|A bit of a lie in today as for once a long journey did not lie ahead. Instead, a gentle exploration of the old city of Ghadames this morning, a UNESCO world heritage site, starting off with a tour of the museum. The museum lies within an old fortified police station, built by the Italians as they exerted their authority over Libya following their invasion in 1911. It was quiet enough today, but during yesterday's journey we watched an epic film of the Libyan struggle against the Italians so the true significance of such a building took on a new meaning.|
The museum contains exhibits of every-day and ceremonial objects of Tuareg culture. For me the real fascination lay in the herbal medicines (some outlandish but others in keeping with modern thinking), the minerals and fossils, and a selection of stuffed creatures representing the wildlife of the desert. Among them were lizards, snakes and scorpions, plus rather incongruously, a hedgehog, more at home in an English country garden than the harsh desert of Libya!
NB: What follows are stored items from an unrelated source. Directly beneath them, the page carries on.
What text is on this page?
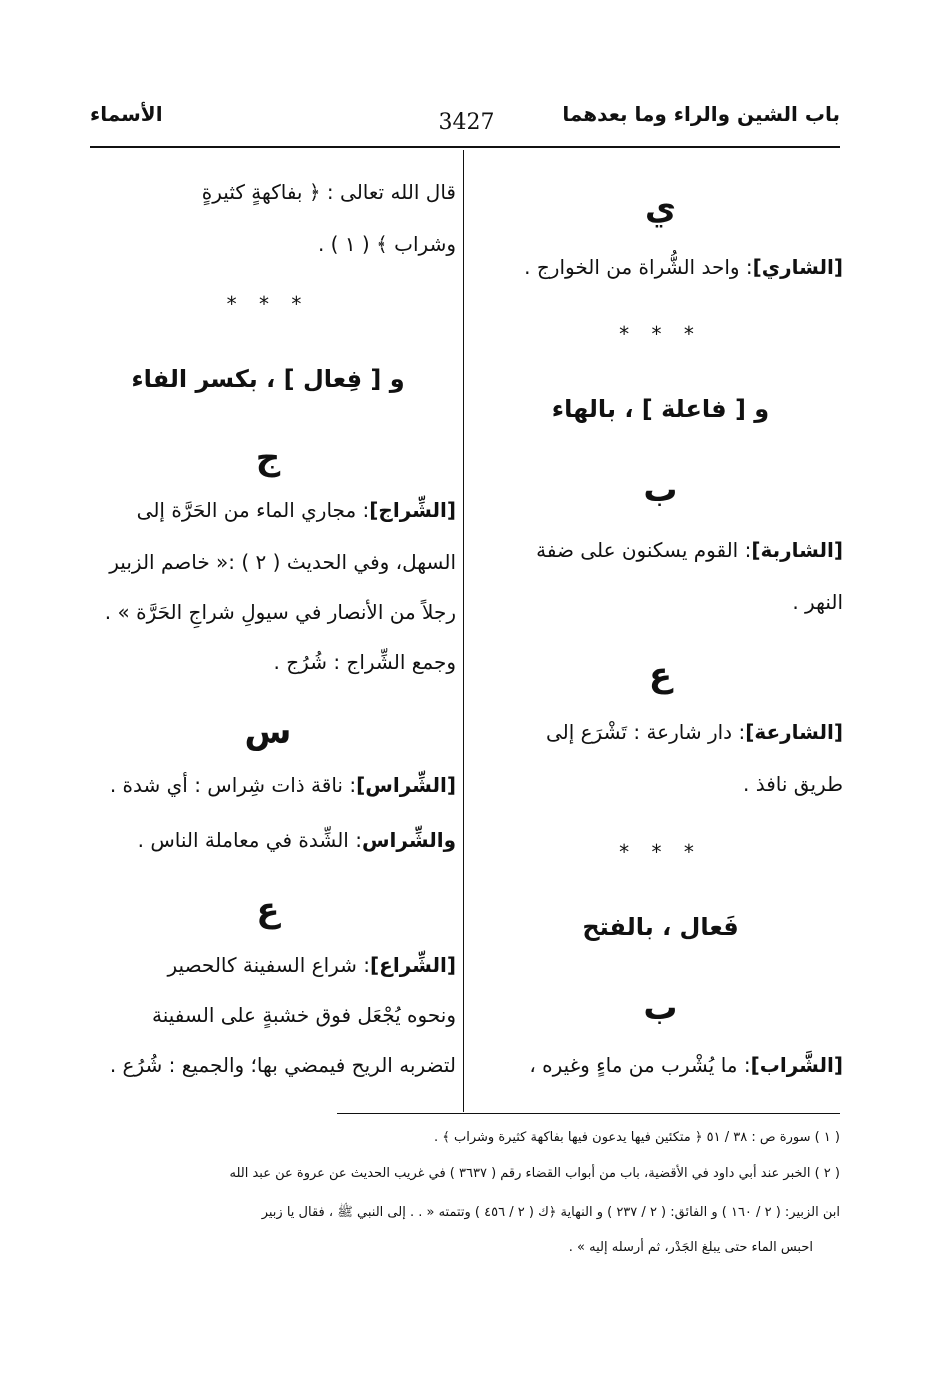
باب الشين والراء وما بعدهما
3427
الأسماء
ي
[الشاري]: واحد الشُّراة من الخوارج .
* * *
و [ فاعلة ] ، بالهاء
ب
[الشاربة]: القوم يسكنون على ضفة
النهر .
ع
[الشارعة]: دار شارعة : تَشْرَع إلى
طريق نافذ .
* * *
فَعال ، بالفتح
ب
[الشَّراب]: ما يُشْرب من ماءٍ وغيره ،
قال الله تعالى : ﴿ بفاكهةٍ كثيرةٍ
وشراب ﴾ ( ١ ) .
* * *
و [ فِعال ] ، بكسر الفاء
ج
[الشِّراج]: مجاري الماء من الحَرَّة إلى
السهل، وفي الحديث ( ٢ ) :« خاصم الزبير
رجلاً من الأنصار في سيولِ شراجِ الحَرَّة » .
وجمع الشِّراج : شُرُج .
س
[الشِّراس]: ناقة ذات شِراس : أي شدة .
والشِّراس: الشِّدة في معاملة الناس .
ع
[الشِّراع]: شراع السفينة كالحصير
ونحوه يُجْعَل فوق خشبةٍ على السفينة
لتضربه الريح فيمضي بها؛ والجميع : شُرُع .
( ١ ) سورة ص : ٣٨ / ٥١ ﴿ متكئين فيها يدعون فيها بفاكهة كثيرة وشراب ﴾ .
( ٢ ) الخبر عند أبي داود في الأقضية، باب من أبواب القضاء رقم ( ٣٦٣٧ ) في غريب الحديث عن عروة عن عبد الله
ابن الزبير: ( ٢ / ١٦٠ ) و الفائق: ( ٢ / ٢٣٧ ) و النهاية ﴿ك ( ٢ / ٤٥٦ ) وتتمته « . . إلى النبي ﷺ ، فقال يا زبير
احبس الماء حتى يبلغ الجَدْر، ثم أرسله إليه » .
Our guide from the museum then took us on a tour of the old town, where a warren of streets are almost entirely roofed or built over. This provided protection from both unwelcome visitors and the heat. The 2 or 3 storey houses are solidly built of mud-brick with whitewashed walls, so are beautifully cool within. By contrast the whitewashed flat roofs, which were traditionally the preserve of the women of the town, were a blinding, baking furnace.
The houses are closely spaced, with a handful of small open spaces and mosques, but it is easy to get lost in the narrow streets. Most houses are unoccupied, but for a traditional lunch we split into two groups in two restored houses, richly decorated with rugs, tapestries, brassware and mirrors. Red seems to be the dominant colour.
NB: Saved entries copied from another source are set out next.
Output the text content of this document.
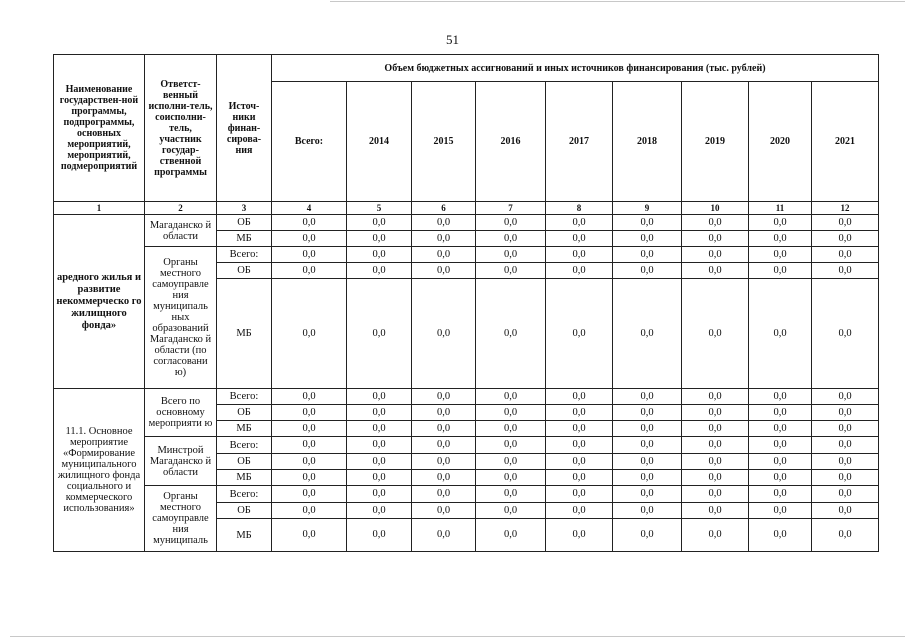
51
Наименование государствен-ной программы, подпрограммы, основных мероприятий, мероприятий, подмероприятий	Ответст-венный исполни-тель, соисполни-тель, участник государ-ственной программы	Источ-ники финан-сирова-ния	Объем бюджетных ассигнований и иных источников финансирования (тыс. рублей)								
			Всего:	2014	2015	2016	2017	2018	2019	2020	2021
1	2	3	4	5	6	7	8	9	10	11	12
аредного жилья и развитие некоммерческо го жилищного фонда»	Магаданско й области	ОБ	0,0	0,0	0,0	0,0	0,0	0,0	0,0	0,0	0,0
		МБ	0,0	0,0	0,0	0,0	0,0	0,0	0,0	0,0	0,0
	Органы местного самоуправле ния муниципаль ных образований Магаданско й области (по согласовани ю)	Всего:	0,0	0,0	0,0	0,0	0,0	0,0	0,0	0,0	0,0
		ОБ	0,0	0,0	0,0	0,0	0,0	0,0	0,0	0,0	0,0
		МБ	0,0	0,0	0,0	0,0	0,0	0,0	0,0	0,0	0,0
11.1. Основное мероприятие «Формирование муниципального жилищного фонда социального и коммерческого использования»	Всего по основному мероприяти ю	Всего:	0,0	0,0	0,0	0,0	0,0	0,0	0,0	0,0	0,0
		ОБ	0,0	0,0	0,0	0,0	0,0	0,0	0,0	0,0	0,0
		МБ	0,0	0,0	0,0	0,0	0,0	0,0	0,0	0,0	0,0
	Минстрой Магаданско й области	Всего:	0,0	0,0	0,0	0,0	0,0	0,0	0,0	0,0	0,0
		ОБ	0,0	0,0	0,0	0,0	0,0	0,0	0,0	0,0	0,0
		МБ	0,0	0,0	0,0	0,0	0,0	0,0	0,0	0,0	0,0
	Органы местного самоуправле ния муниципаль	Всего:	0,0	0,0	0,0	0,0	0,0	0,0	0,0	0,0	0,0
		ОБ	0,0	0,0	0,0	0,0	0,0	0,0	0,0	0,0	0,0
		МБ	0,0	0,0	0,0	0,0	0,0	0,0	0,0	0,0	0,0
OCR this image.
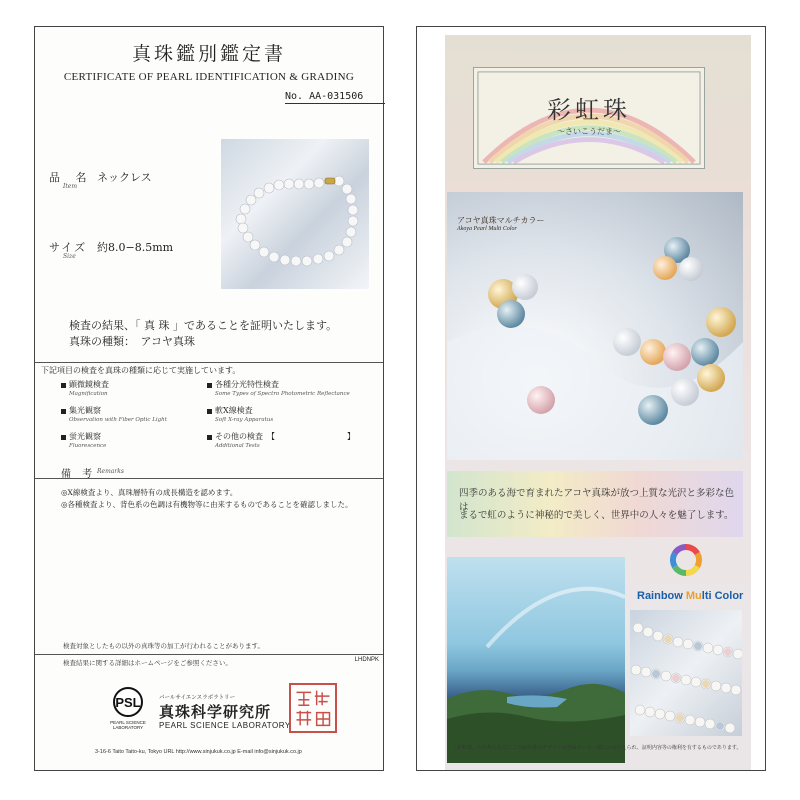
真珠鑑別鑑定書
CERTIFICATE OF PEARL IDENTIFICATION & GRADING
No. AA-031506
品 名
Item
ネックレス
サイズ
Size
約8.0−8.5mm
検査の結果、「 真 珠 」であることを証明いたします。
真珠の種類：　アコヤ真珠
下記項目の検査を真珠の種類に応じて実施しています。
顕微鏡検査
Magnification
各種分光特性検査
Some Types of Spectro Photometric Reflectance
集光観察
Observation with Fiber Optic Light
軟X線検査
Soft X-ray Apparatus
蛍光観察
Fluorescence
その他の検査　【　　　　　　　　　】
Additional Tests
備 考 Remarks
◎X線検査より、真珠層特有の成長構造を認めます。
◎各種検査より、背色系の色調は有機物等に由来するものであることを確認しました。
検査対象としたもの以外の真珠等の加工が行われることがあります。
検査結果に関する詳細はホームページをご参照ください。	LHDNPK
PSL
PEARL SCIENCE LABORATORY
パールサイエンスラボラトリー
真珠科学研究所
PEARL SCIENCE LABORATORY
3-16-6 Taito Taito-ku, Tokyo URL http://www.sinjukuk.co.jp E-mail info@sinjukuk.co.jp
彩虹珠
〜さいこうだま〜
アコヤ真珠マルチカラー
Akoya Pearl Multi Color
四季のある海で育まれたアコヤ真珠が放つ上質な光沢と多彩な色は
まるで虹のように神秘的で美しく、世界中の人々を魅了します。
Rainbow Multi Color
「彩虹珠」の名称ならびにこの証明書のデザインは登録メーカー様にのみ与えられ、証明内容等の権利を有するものであります。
After lunch, with most of the shops shut for their siesta, we returned for the hotel, where I had a wander and also took a nap.
At 5.30 most of us took off in a convoy of Toyota Landcruisers into the desert near the borders of Algeria and Tunisia. Here we climbed to see the remains of an Italian fort on a low mesa, then another climb up a huge dune to catch the sunset. Initially the prospects did not look too promising owing to a veil of high cloud that had grown during the day, but it cleared as the sun went down and we were treated to a fine display of changing colours.
Meanwhile, the kids and one or two others took rides on a particularly bad-tempered camel, then as darkness fell we convened by the camp at the foot of the dune for sweet tea and fresh-baked traditional bread.
Dinner was again in the hotel for it had been too late to book something in town, although I think most of us would have preferred the variety and atmosphere it would have offered. This was our last evening before the main group headed back to Tripoli and the adventurous, or foolhardy, folks, myself included, continued on into the desert. No star party tonight, with an early start again tomorrow.